DAVID POGUE: Really.
ERIC CORNELL: If you take heat out, your temperature goes down.
DAVID POGUE: You mean, you don’t put cold in? No.
ED YARMAK: No. No. There’s really no such thing as “cold.”
DAVID POGUE: So cold is just the absence of heat? So things don’t ever really get colder.
ED YARMAK: No, they just get less hotter.
DAVID POGUE: Yeah, that has a great ring to it. “Making Stuff: Less Hotter.” That just seems backwards.
JOHN CASTELLANI: So, I have a spoon here for you.
DAVID POGUE: But Castellani showed me that how we think “cold” works.
Cold is just rushing right into my flesh.
…can really be the opposite of what’s happening.
JOHN CASTELLANI: Actually the heat from your hand is moving into the spoon, not the other way around. Heat moves from areas of hotter temperatures, or high energy, to areas of lower temperature, or low energy.
DAVID POGUE: You can see it through the eyes of this thermal camera, where warm things, like my hand, show up as light orange, and colder things like the spoon are dark.
And sure enough.
JOHN CASTELLANI: If you put the spoon up against your hand, we can see, heat’s going from your hand into the spoon.

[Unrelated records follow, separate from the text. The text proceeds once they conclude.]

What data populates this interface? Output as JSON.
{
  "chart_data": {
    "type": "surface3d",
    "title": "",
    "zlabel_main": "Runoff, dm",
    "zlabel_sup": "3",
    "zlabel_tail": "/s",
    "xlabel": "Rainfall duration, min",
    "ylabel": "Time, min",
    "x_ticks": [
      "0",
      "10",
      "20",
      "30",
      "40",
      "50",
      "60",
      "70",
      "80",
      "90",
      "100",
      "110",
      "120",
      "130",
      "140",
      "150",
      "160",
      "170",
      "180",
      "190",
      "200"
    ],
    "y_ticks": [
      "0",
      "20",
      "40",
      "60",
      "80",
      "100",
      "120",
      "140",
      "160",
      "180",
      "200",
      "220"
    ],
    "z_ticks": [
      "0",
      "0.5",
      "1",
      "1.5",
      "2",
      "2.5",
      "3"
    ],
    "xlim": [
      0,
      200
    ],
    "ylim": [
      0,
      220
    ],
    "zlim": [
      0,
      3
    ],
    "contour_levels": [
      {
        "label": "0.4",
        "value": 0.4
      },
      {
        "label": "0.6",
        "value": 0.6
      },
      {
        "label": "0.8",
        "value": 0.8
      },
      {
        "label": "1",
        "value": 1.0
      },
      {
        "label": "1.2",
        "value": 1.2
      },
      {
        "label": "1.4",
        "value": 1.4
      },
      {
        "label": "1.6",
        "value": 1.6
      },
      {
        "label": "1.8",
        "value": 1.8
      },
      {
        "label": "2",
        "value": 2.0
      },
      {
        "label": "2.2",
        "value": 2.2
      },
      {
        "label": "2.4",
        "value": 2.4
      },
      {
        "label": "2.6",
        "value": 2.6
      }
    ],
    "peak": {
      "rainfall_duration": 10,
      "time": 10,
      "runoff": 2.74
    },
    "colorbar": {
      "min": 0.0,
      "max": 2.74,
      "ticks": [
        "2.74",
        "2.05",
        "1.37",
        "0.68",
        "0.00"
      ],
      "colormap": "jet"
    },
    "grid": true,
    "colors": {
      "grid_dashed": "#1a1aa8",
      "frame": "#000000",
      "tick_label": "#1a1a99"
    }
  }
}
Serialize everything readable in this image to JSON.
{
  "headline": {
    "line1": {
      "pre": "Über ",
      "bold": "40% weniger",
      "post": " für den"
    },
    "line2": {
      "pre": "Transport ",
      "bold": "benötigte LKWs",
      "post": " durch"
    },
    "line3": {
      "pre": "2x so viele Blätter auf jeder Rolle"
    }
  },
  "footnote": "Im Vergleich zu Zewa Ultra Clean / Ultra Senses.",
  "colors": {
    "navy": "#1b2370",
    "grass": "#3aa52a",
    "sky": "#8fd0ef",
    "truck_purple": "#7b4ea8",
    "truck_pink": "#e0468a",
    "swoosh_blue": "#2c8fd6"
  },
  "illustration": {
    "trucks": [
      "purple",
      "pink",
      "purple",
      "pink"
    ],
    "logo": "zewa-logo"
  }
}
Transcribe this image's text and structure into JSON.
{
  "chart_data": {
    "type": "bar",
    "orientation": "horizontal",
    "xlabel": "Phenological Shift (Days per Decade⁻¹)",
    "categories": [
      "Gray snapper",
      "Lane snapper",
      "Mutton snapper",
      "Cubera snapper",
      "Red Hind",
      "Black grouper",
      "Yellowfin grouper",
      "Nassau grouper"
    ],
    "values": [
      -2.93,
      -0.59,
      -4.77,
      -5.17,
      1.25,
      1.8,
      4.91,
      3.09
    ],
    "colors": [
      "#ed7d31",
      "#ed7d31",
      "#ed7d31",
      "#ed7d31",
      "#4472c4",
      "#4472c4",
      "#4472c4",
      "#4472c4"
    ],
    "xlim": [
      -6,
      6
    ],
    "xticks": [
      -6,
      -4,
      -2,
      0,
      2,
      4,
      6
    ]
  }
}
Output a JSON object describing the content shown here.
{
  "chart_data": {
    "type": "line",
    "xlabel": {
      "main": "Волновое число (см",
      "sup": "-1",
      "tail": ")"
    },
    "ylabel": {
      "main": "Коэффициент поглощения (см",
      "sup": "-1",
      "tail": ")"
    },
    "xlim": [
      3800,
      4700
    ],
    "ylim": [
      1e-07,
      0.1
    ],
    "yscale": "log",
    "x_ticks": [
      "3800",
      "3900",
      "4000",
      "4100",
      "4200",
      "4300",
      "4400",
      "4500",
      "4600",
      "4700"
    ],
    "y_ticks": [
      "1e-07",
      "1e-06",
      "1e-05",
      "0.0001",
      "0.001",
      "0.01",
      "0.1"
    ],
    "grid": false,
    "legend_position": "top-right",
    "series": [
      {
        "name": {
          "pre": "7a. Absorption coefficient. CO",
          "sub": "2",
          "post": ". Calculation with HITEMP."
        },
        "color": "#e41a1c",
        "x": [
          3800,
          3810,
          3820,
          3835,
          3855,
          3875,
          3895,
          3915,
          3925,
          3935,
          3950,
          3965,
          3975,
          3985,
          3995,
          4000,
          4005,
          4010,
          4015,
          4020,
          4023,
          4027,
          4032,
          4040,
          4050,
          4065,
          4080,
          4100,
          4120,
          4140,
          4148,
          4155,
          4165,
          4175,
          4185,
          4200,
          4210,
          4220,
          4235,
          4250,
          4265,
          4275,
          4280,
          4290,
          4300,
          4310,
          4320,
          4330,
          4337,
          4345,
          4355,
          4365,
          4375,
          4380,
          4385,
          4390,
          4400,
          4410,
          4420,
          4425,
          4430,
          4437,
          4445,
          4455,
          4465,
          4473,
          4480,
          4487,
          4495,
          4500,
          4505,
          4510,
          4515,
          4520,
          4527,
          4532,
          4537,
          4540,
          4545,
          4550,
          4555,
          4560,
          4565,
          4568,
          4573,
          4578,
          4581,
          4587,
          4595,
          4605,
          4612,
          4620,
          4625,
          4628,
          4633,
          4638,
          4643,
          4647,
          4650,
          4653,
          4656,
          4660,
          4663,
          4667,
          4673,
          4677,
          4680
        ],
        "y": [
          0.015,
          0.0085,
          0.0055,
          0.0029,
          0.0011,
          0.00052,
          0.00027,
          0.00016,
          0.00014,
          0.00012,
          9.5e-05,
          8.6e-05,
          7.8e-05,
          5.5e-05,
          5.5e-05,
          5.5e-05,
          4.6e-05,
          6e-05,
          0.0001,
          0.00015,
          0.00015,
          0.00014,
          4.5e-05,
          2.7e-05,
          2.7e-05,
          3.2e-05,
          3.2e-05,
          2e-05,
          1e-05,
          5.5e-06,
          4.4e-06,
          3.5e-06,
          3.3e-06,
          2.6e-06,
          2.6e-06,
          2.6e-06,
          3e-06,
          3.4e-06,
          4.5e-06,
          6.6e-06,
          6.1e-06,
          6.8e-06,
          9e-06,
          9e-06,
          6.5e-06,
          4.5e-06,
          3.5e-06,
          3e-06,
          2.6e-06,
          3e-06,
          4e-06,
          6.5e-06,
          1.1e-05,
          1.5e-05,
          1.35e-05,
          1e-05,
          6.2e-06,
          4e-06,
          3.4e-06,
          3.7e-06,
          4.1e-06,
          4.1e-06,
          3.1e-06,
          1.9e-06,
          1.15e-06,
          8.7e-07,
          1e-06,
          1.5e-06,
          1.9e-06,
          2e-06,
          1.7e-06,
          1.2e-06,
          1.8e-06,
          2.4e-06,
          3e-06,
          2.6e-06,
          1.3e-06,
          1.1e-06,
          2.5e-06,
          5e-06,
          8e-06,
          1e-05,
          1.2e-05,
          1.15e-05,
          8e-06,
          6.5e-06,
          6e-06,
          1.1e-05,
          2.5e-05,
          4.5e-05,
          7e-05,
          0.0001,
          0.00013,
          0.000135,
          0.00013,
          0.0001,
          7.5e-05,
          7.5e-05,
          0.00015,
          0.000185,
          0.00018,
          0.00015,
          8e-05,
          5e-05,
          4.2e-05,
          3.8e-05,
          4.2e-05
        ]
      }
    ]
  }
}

DAVID POGUE: That’s crazy.
The reason I was getting so hot on my forced march was the air was hotter, at a higher energy state, than my skin. So, instead of the heat from my core flowing out to the room, the heat from the room flowed into my core.
The army has a cool solution.
JOHN CASTELLANI: So, David, this is how we’re going to cool you off. So what this is is a cooling garment. It’s essentially going to circulate water through here. We’re going to hook this up to a small refrigerator.
DAVID POGUE: Ooh! I just got chills.
JOHN CASTELLANI: …and keep it at about a nice, cool 70 degrees.
DAVID POGUE: I don’t know, but I’ve been told.
SOLDIERS: I don’t know, but I’ve been told.
DAVID POGUE: …hundred and four degrees gets old.
SOLDIERS: …hundred and four degrees gets old.
DAVID POGUE: Just like last time, my core temperature rises in the 104-degree environment. But this time, the heat’s got somewhere to go: into the vest, and out through the refrigeration unit.
JOHN CASTELLANI: A significant difference: 82 degrees Fahrenheit, compared to last time, when it was up around 95 or 96 degrees.
DAVID POGUE: A vest is best if it is cold.
SOLDIERS: A vest is best if it is cold.
JOHN CASTELLANI: He is feeling better. He seems in better spirits, and those are all the benefits that we see with this particular technology.
DAVID POGUE: An hour and a half later, as they remove my Kevlar vest, that dark blue area, that’s my chest: 78 degrees. Cool, baby.